Richard Hannay and James Bond.
They’re actually quite alike. Of course, Hannay would have found Bond’s womanizing unconscionable, but occasionally their dark worlds of espionage overlap. In Mr Standfast, Hannay endures the after dinner conversation of a Conscientious Objector for whom he doesn’t have much time. He stands with his back to the mantelpiece, smokes a cigarette, and looks steadily at the man’s face. That could be Bond. There’s something cold and steely about that.
Yet Bond himself continually surprises us with little acts of courtesy and chivalry, even in the amoral carnivorous world in which he moves. And he’s very funny. He seems to walk a tight-rope between extreme menace, and extreme farce.
It has been virtually a lifelong ambition of mine to create a character who might surface and resurface in a series of books. I hope he is Dr Alastair Cameron-Strange. He’s nothing like Hannay or Bond. Thank goodness.

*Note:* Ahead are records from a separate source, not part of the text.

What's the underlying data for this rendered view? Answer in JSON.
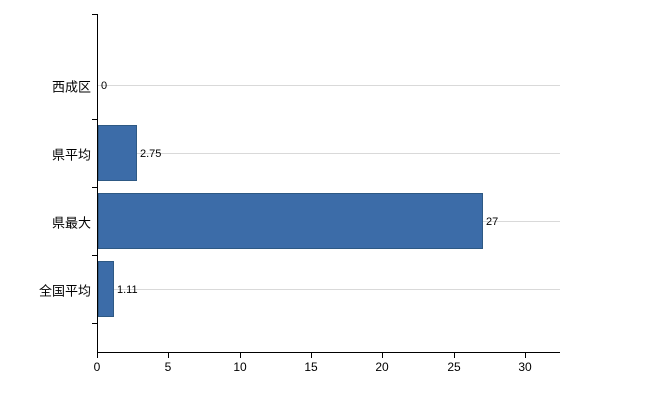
{
  "chart_data": {
    "type": "bar",
    "orientation": "horizontal",
    "title": "",
    "categories": [
      "西成区",
      "県平均",
      "県最大",
      "全国平均"
    ],
    "values": [
      0,
      2.75,
      27,
      1.11
    ],
    "value_labels": [
      "0",
      "2.75",
      "27",
      "1.11"
    ],
    "x_ticks": [
      0,
      5,
      10,
      15,
      20,
      25,
      30
    ],
    "x_tick_labels": [
      "0",
      "5",
      "10",
      "15",
      "20",
      "25",
      "30"
    ],
    "xlim": [
      0,
      32.5
    ],
    "legend": "none",
    "grid": "horizontal-category-gridlines",
    "bar_color": "#3c6ca8",
    "bar_border_color": "#2e5984",
    "gridline_color": "#d9d9d9",
    "axis_color": "#000000",
    "background_color": "#ffffff"
  }
}
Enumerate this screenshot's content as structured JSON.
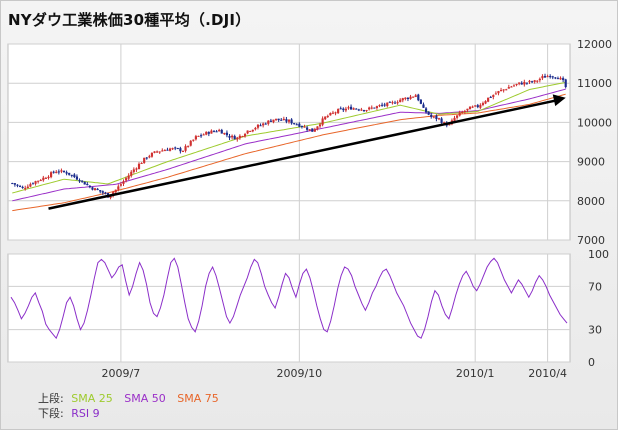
{
  "title": "NYダウ工業株価30種平均（.DJI）",
  "colors": {
    "up": "#d03030",
    "down": "#1a2b8c",
    "sma25": "#9ecb2e",
    "sma50": "#9a2fc8",
    "sma75": "#e8662a",
    "rsi": "#8b2fc9",
    "trend": "#000000",
    "grid": "#cfcfcf"
  },
  "legend": {
    "upper_label": "上段:",
    "lower_label": "下段:",
    "sma25": "SMA 25",
    "sma50": "SMA 50",
    "sma75": "SMA 75",
    "rsi9": "RSI 9"
  },
  "chart_data": [
    {
      "type": "candlestick",
      "panel": "price",
      "title": "",
      "x_ticks": [
        "2009/7",
        "2009/10",
        "2010/1",
        "2010/4"
      ],
      "y_ticks": [
        "12000",
        "11000",
        "10000",
        "9000",
        "8000",
        "7000"
      ],
      "ylim": [
        7000,
        12000
      ],
      "grid": true,
      "price_path": [
        [
          0,
          8450
        ],
        [
          4,
          8320
        ],
        [
          8,
          8470
        ],
        [
          12,
          8580
        ],
        [
          17,
          8760
        ],
        [
          21,
          8720
        ],
        [
          26,
          8540
        ],
        [
          30,
          8350
        ],
        [
          35,
          8210
        ],
        [
          37,
          8120
        ],
        [
          40,
          8280
        ],
        [
          43,
          8500
        ],
        [
          47,
          8800
        ],
        [
          52,
          9120
        ],
        [
          56,
          9260
        ],
        [
          61,
          9330
        ],
        [
          66,
          9290
        ],
        [
          71,
          9620
        ],
        [
          76,
          9750
        ],
        [
          80,
          9800
        ],
        [
          84,
          9640
        ],
        [
          87,
          9600
        ],
        [
          91,
          9790
        ],
        [
          96,
          9930
        ],
        [
          101,
          10080
        ],
        [
          107,
          10030
        ],
        [
          112,
          9910
        ],
        [
          116,
          9780
        ],
        [
          121,
          10130
        ],
        [
          126,
          10300
        ],
        [
          131,
          10370
        ],
        [
          137,
          10330
        ],
        [
          142,
          10420
        ],
        [
          147,
          10490
        ],
        [
          150,
          10580
        ],
        [
          154,
          10650
        ],
        [
          156,
          10700
        ],
        [
          157,
          10590
        ],
        [
          159,
          10330
        ],
        [
          162,
          10140
        ],
        [
          165,
          10090
        ],
        [
          167,
          9970
        ],
        [
          169,
          9930
        ],
        [
          171,
          10110
        ],
        [
          174,
          10260
        ],
        [
          177,
          10360
        ],
        [
          180,
          10410
        ],
        [
          184,
          10620
        ],
        [
          188,
          10780
        ],
        [
          192,
          10900
        ],
        [
          196,
          10990
        ],
        [
          199,
          11020
        ],
        [
          202,
          11040
        ],
        [
          205,
          11150
        ],
        [
          208,
          11200
        ],
        [
          211,
          11160
        ],
        [
          213,
          11040
        ],
        [
          214,
          10900
        ]
      ],
      "sma25_path": [
        [
          0,
          8200
        ],
        [
          20,
          8550
        ],
        [
          37,
          8430
        ],
        [
          60,
          9000
        ],
        [
          90,
          9650
        ],
        [
          120,
          9980
        ],
        [
          150,
          10440
        ],
        [
          165,
          10210
        ],
        [
          180,
          10280
        ],
        [
          200,
          10840
        ],
        [
          214,
          11020
        ]
      ],
      "sma50_path": [
        [
          0,
          8000
        ],
        [
          20,
          8300
        ],
        [
          40,
          8420
        ],
        [
          60,
          8800
        ],
        [
          90,
          9450
        ],
        [
          120,
          9850
        ],
        [
          150,
          10260
        ],
        [
          165,
          10230
        ],
        [
          180,
          10300
        ],
        [
          200,
          10600
        ],
        [
          214,
          10850
        ]
      ],
      "sma75_path": [
        [
          0,
          7750
        ],
        [
          20,
          7950
        ],
        [
          40,
          8250
        ],
        [
          60,
          8600
        ],
        [
          90,
          9200
        ],
        [
          120,
          9680
        ],
        [
          150,
          10070
        ],
        [
          165,
          10180
        ],
        [
          180,
          10240
        ],
        [
          200,
          10460
        ],
        [
          214,
          10720
        ]
      ],
      "trend_line": [
        [
          14,
          7800
        ],
        [
          214,
          10630
        ]
      ]
    },
    {
      "type": "line",
      "panel": "rsi",
      "title": "",
      "series": [
        {
          "name": "RSI 9",
          "values": [
            60,
            55,
            48,
            40,
            45,
            52,
            60,
            64,
            55,
            47,
            35,
            30,
            26,
            22,
            30,
            42,
            55,
            60,
            52,
            40,
            30,
            36,
            48,
            62,
            78,
            92,
            95,
            92,
            85,
            78,
            82,
            88,
            90,
            75,
            62,
            70,
            82,
            92,
            85,
            72,
            55,
            45,
            42,
            50,
            62,
            78,
            92,
            96,
            88,
            72,
            55,
            40,
            32,
            28,
            38,
            52,
            70,
            82,
            88,
            80,
            68,
            55,
            42,
            36,
            42,
            52,
            62,
            70,
            78,
            88,
            95,
            92,
            82,
            70,
            62,
            55,
            50,
            60,
            72,
            82,
            78,
            68,
            60,
            72,
            82,
            86,
            78,
            66,
            52,
            40,
            30,
            28,
            38,
            52,
            68,
            80,
            88,
            86,
            80,
            70,
            62,
            54,
            48,
            55,
            64,
            70,
            78,
            84,
            86,
            80,
            72,
            64,
            58,
            52,
            44,
            36,
            30,
            24,
            22,
            30,
            42,
            56,
            66,
            62,
            52,
            44,
            40,
            50,
            62,
            72,
            80,
            84,
            78,
            70,
            66,
            72,
            80,
            88,
            93,
            96,
            92,
            84,
            76,
            70,
            64,
            70,
            76,
            72,
            66,
            60,
            66,
            74,
            80,
            76,
            70,
            62,
            56,
            50,
            44,
            40,
            36
          ]
        }
      ],
      "y_ticks": [
        "100",
        "70",
        "30",
        "0"
      ],
      "ylim": [
        0,
        100
      ],
      "grid": true
    }
  ]
}
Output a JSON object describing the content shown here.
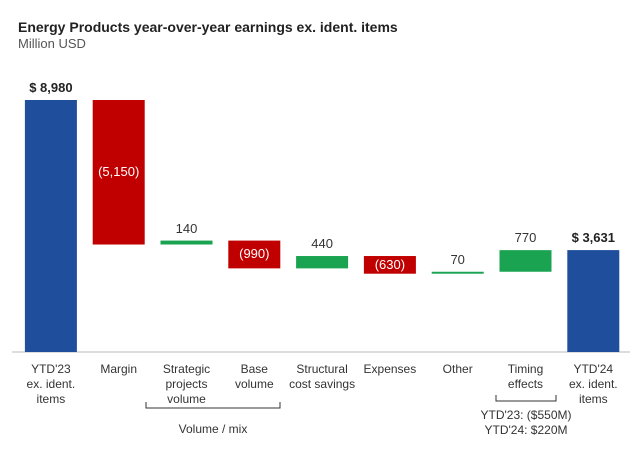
{
  "chart_data": {
    "type": "waterfall",
    "title": "Energy Products year-over-year earnings ex. ident. items",
    "subtitle": "Million USD",
    "categories": [
      "YTD'23\nex. ident.\nitems",
      "Margin",
      "Strategic\nprojects\nvolume",
      "Base\nvolume",
      "Structural\ncost savings",
      "Expenses",
      "Other",
      "Timing\neffects",
      "YTD'24\nex. ident.\nitems"
    ],
    "values": [
      8980,
      -5150,
      140,
      -990,
      440,
      -630,
      70,
      770,
      3631
    ],
    "value_labels": [
      "$ 8,980",
      "(5,150)",
      "140",
      "(990)",
      "440",
      "(630)",
      "70",
      "770",
      "$ 3,631"
    ],
    "measures": [
      "total",
      "relative",
      "relative",
      "relative",
      "relative",
      "relative",
      "relative",
      "relative",
      "total"
    ],
    "colors": {
      "total": "#1f4e9c",
      "increase": "#1aa350",
      "decrease": "#c00000"
    },
    "annotations": [
      "Volume / mix",
      "YTD'23: ($550M)",
      "YTD'24: $220M"
    ]
  }
}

What’s your favourite quote or scene from Click, Double-Click?
Favourite quote: I rather like, “The atmosphere was thick with sycophantic, meretricious concupiscence.” It’s way over the top. Favourite scene: Dr Alastair Cameron-Strange stands up at a medical meeting, loses his temper, and tells the group that the particular piece of managerial pseudo-science they are peddling is the biggest load of tosh he has ever heard. I once did that. It was very satisfying. Mind you, it didn’t do any good. And Dr Cameron-Strange gets hauled before the Patient Safety Committee and suspended from his hospital post because he appears to have gone off his rocker.
Do you have a motto, quote or philosophy you live by?
I can’t resist opting for the last four words of Max Ehrmann’s Desiderata. I’d better not quote them as Max Ehrmann died on September 9th 1945 so, at time of writing, he has one week of copyright left to run, and quoting Desiderata over the years has been a contentious copyright issue. So look it up. The words remind me of my late mother. She was completely indifferent to worldly success and she could never understand why I got exercised about academic examinations. Mind, she was a Queen’s Nurse and a midwife so she did sit a few in her time. She once came up against an intimidating and irascible consultant obstetrician who barked, “Give me a cause of early miscarriage and don’t say syphilis.” She said, “Syphilis!” I once asked her what she would have liked to be if she hadn’t been a midwife. She said she would have loved to mend roads.
What the hell. Let’s risk it. Strive to be happy.